Einflussreiche Reformer oder Moderate wie der ehemalige Vizepräsident Eshaq Jahangiri und der langjährige Parlamentspräsident Ali Larijani wurden wie schon bei früheren Wahlen disqualifiziert. Pezeshkian ist damit die einzige Alternative zu den Hardlinern. Manche Kommentatoren glauben, dass Pezeshkian es in die Stichwahl schaffen könnte, da sich in der ersten Wahlrunde die Stimmen der konservativen Wählerschaft auf mehrere Kandidaten aufteilen dürften.
Der ausgebildete Herzchirurg Pezeshkian war Gesundheitsminister unter Mohammed Khatami. Dieser hatte 1997 die Präsidentenwahl mit dem Versprechen gewonnen, das System zu öffnen. Letztlich scheiterte Khatami aber mit seinen Reformen am Widerstand von Revolutionsführer Ayatollah Ali Khamenei. Pezeshkian gilt als nicht korrupt. Auch seine drei Kinder haben sich nicht bereichert – keine Selbstverständlichkeit in der Elite der Islamischen Republik.

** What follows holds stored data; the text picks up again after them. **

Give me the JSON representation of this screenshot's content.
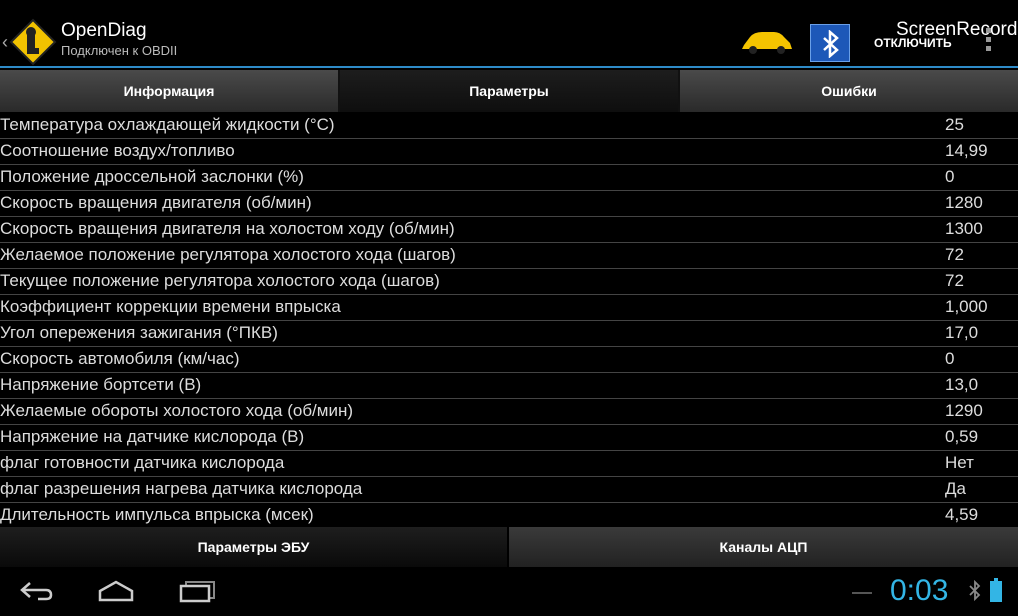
{
  "app": {
    "title": "OpenDiag",
    "subtitle": "Подключен к OBDII",
    "recorder_title": "ScreenRecorder",
    "disconnect_label": "ОТКЛЮЧИТЬ"
  },
  "tabs": [
    {
      "label": "Информация",
      "active": false
    },
    {
      "label": "Параметры",
      "active": true
    },
    {
      "label": "Ошибки",
      "active": false
    }
  ],
  "parameters": [
    {
      "name": "Температура охлаждающей жидкости (°С)",
      "value": "25"
    },
    {
      "name": "Соотношение воздух/топливо",
      "value": "14,99"
    },
    {
      "name": "Положение дроссельной заслонки (%)",
      "value": "0"
    },
    {
      "name": "Скорость вращения двигателя (об/мин)",
      "value": "1280"
    },
    {
      "name": "Скорость вращения двигателя на холостом ходу (об/мин)",
      "value": "1300"
    },
    {
      "name": "Желаемое положение регулятора холостого хода (шагов)",
      "value": "72"
    },
    {
      "name": "Текущее положение регулятора холостого хода (шагов)",
      "value": "72"
    },
    {
      "name": "Коэффициент коррекции времени впрыска",
      "value": "1,000"
    },
    {
      "name": "Угол опережения зажигания (°ПКВ)",
      "value": "17,0"
    },
    {
      "name": "Скорость автомобиля (км/час)",
      "value": "0"
    },
    {
      "name": "Напряжение бортсети (В)",
      "value": "13,0"
    },
    {
      "name": "Желаемые обороты холостого хода (об/мин)",
      "value": "1290"
    },
    {
      "name": "Напряжение на датчике кислорода (В)",
      "value": "0,59"
    },
    {
      "name": "флаг готовности датчика кислорода",
      "value": "Нет"
    },
    {
      "name": "флаг разрешения нагрева датчика кислорода",
      "value": "Да"
    },
    {
      "name": "Длительность импульса впрыска (мсек)",
      "value": "4,59"
    }
  ],
  "bottom_tabs": [
    {
      "label": "Параметры ЭБУ"
    },
    {
      "label": "Каналы АЦП"
    }
  ],
  "status": {
    "clock": "0:03"
  },
  "icons": {
    "app": "opendiag-road-sign-icon",
    "car": "car-icon",
    "bluetooth_toggle": "bluetooth-icon",
    "overflow": "overflow-menu-icon",
    "back": "back-icon",
    "home": "home-icon",
    "recents": "recent-apps-icon",
    "bt_status": "bluetooth-status-icon",
    "battery": "battery-icon"
  },
  "colors": {
    "accent": "#33b5e5",
    "car": "#f5c400",
    "bluetooth_box": "#1d58b8"
  }
}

Werden die Reformer ihre Wähler mobilisieren können?
Das Reformlager unterstützt nun seine Kandidatur. Aufgrund seiner Herkunft könnte er auch die ethnischen Minderheiten ansprechen, die an vorderster Front an den Protesten nach dem Tod von Mahsa Amini beteiligt waren und besonders unter der Repression des Regimes gelitten haben. Es ist allerdings offen, ob es die Reformer schaffen, die Wähler zu mobilisieren. Die meisten Iraner haben längst die Hoffnung verloren, das System durch Wahlen verändern zu können.

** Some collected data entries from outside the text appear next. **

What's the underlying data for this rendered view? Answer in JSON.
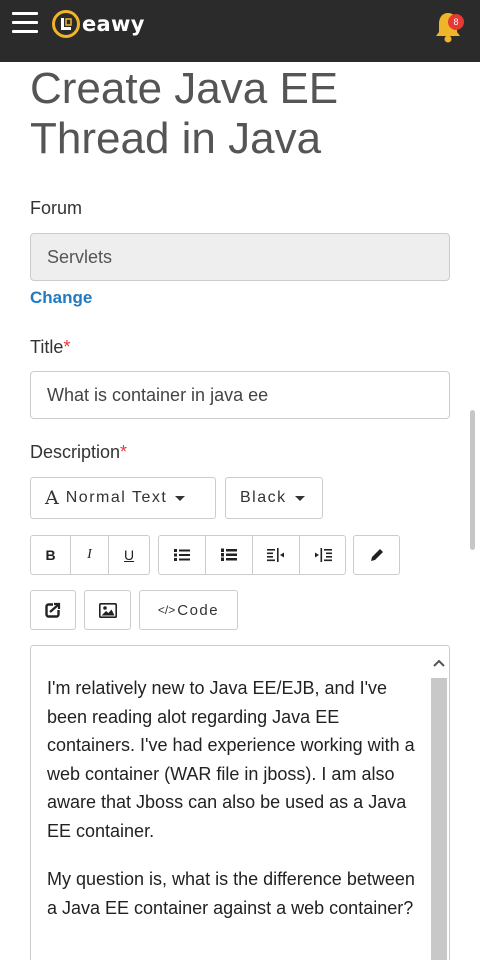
{
  "header": {
    "logo_text": "eawy",
    "logo_letter": "L",
    "notification_count": "8",
    "colors": {
      "bar": "#2b2b2b",
      "accent": "#f0b429",
      "badge": "#e53935"
    }
  },
  "page": {
    "title": "Create Java EE Thread in Java"
  },
  "form": {
    "forum_label": "Forum",
    "forum_value": "Servlets",
    "change_link": "Change",
    "title_label": "Title",
    "title_required": "*",
    "title_value": "What is container in java ee",
    "description_label": "Description",
    "description_required": "*"
  },
  "toolbar": {
    "text_style_glyph": "A",
    "text_style": "Normal Text",
    "text_color": "Black",
    "bold": "B",
    "italic": "I",
    "underline": "U",
    "code": "Code",
    "code_glyph": "</>",
    "icons": [
      "bullet-list-icon",
      "numbered-list-icon",
      "outdent-icon",
      "indent-icon",
      "pencil-icon",
      "embed-icon",
      "image-icon"
    ]
  },
  "editor": {
    "paragraphs": [
      "I'm relatively new to Java EE/EJB, and I've been reading alot regarding Java EE containers. I've had experience working with a web container (WAR file in jboss). I am also aware that Jboss can also be used as a Java EE container.",
      "My question is, what is the difference between a Java EE container against a web container?"
    ]
  }
}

Ob Pezeshkian ihnen diese Hoffnung zurückgeben kann, erscheint ungewiss. Auch ist offen, ob die Führung um Khamenei seine Wahl zuliesse. Ihr Vorgehen deutet eher darauf hin, dass sie auf die Wahl eines linientreuen Hardliners wie Jalili oder Ghalibaf setzt. Durch die strenge Vorselektion der Kandidaten hat Khamenei sichergestellt, dass die prominenteren Vertreter der Moderaten und Reformer gar nicht erst antreten können.

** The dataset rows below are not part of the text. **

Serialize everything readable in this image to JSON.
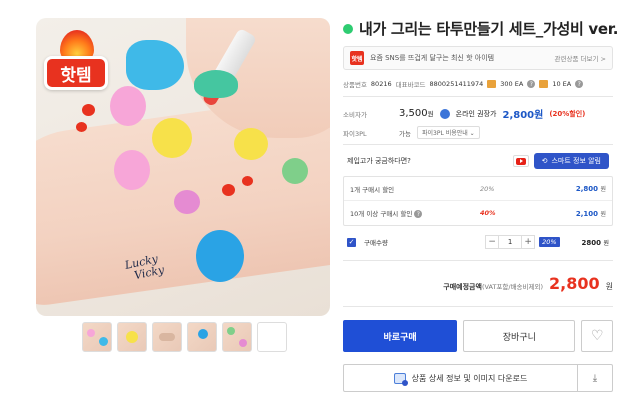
{
  "product": {
    "title": "내가 그리는 타투만들기 세트_가성비 ver.",
    "status_color": "#2ecc71"
  },
  "image": {
    "badge_text": "핫템",
    "handwriting": "Lucky\nVicky",
    "thumbnail_count": 6
  },
  "promo": {
    "badge": "핫템",
    "text": "요즘 SNS를 뜨겁게 달구는 최신 핫 아이템",
    "more": "관련상품 더보기 >"
  },
  "codes": {
    "product_no_label": "상품번호",
    "product_no": "80216",
    "barcode_label": "대표바코드",
    "barcode": "8800251411974",
    "box_qty": "300 EA",
    "inner_qty": "10 EA"
  },
  "pricing": {
    "consumer_label": "소비자가",
    "consumer_price": "3,500",
    "consumer_unit": "원",
    "online_label": "온라인 권장가",
    "online_price": "2,800원",
    "discount": "(20%할인)",
    "brand_label": "파이3PL",
    "available": "가능",
    "brand_select": "파이3PL 비용안내 ⌄"
  },
  "question": {
    "text": "제입고가 궁금하다면?",
    "smart_btn": "스마트 정보 알림"
  },
  "tiers": [
    {
      "name": "1개 구매시 할인",
      "pct": "20%",
      "amount": "2,800",
      "unit": "원",
      "red": false
    },
    {
      "name": "10개 이상 구매시 할인",
      "pct": "40%",
      "amount": "2,100",
      "unit": "원",
      "red": true
    }
  ],
  "quantity": {
    "label": "구매수량",
    "value": "1",
    "minus": "−",
    "plus": "+",
    "pct": "20%",
    "amount": "2800",
    "unit": "원"
  },
  "total": {
    "label": "구매예정금액",
    "note": "(VAT포함/배송비제외)",
    "price": "2,800",
    "unit": "원"
  },
  "buttons": {
    "buy": "바로구매",
    "cart": "장바구니",
    "wish_icon": "♡",
    "download": "상품 상세 정보 및 이미지 다운로드",
    "download_icon": "⤓"
  },
  "colors": {
    "accent_blue": "#1f4fd6",
    "price_red": "#e8321f",
    "online_blue": "#1c57c6"
  }
}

Nach dem plötzlichen Tod des bisherigen Präsidenten Ebrahim Raisi bei einem Helikopterabsturz am 19. Mai will Khamenei offensichtlich kein Risiko eingehen. Der 85-Jährige weiss, dass er selbst jederzeit sterben könnte, und will für den Fall seines Todes vorsorgen. Vieles spricht dafür, dass er Pezeshkians Kandidatur nur erlaubt hat, um der Wahl den Anschein eines offenen Wettbewerbs zu geben und zu verhindern, dass die Wähler wieder massenhaft den Urnen fernbleiben. Ob Pezeshkian mehr ist als ein reiner Zählkandidat, muss er erst noch beweisen.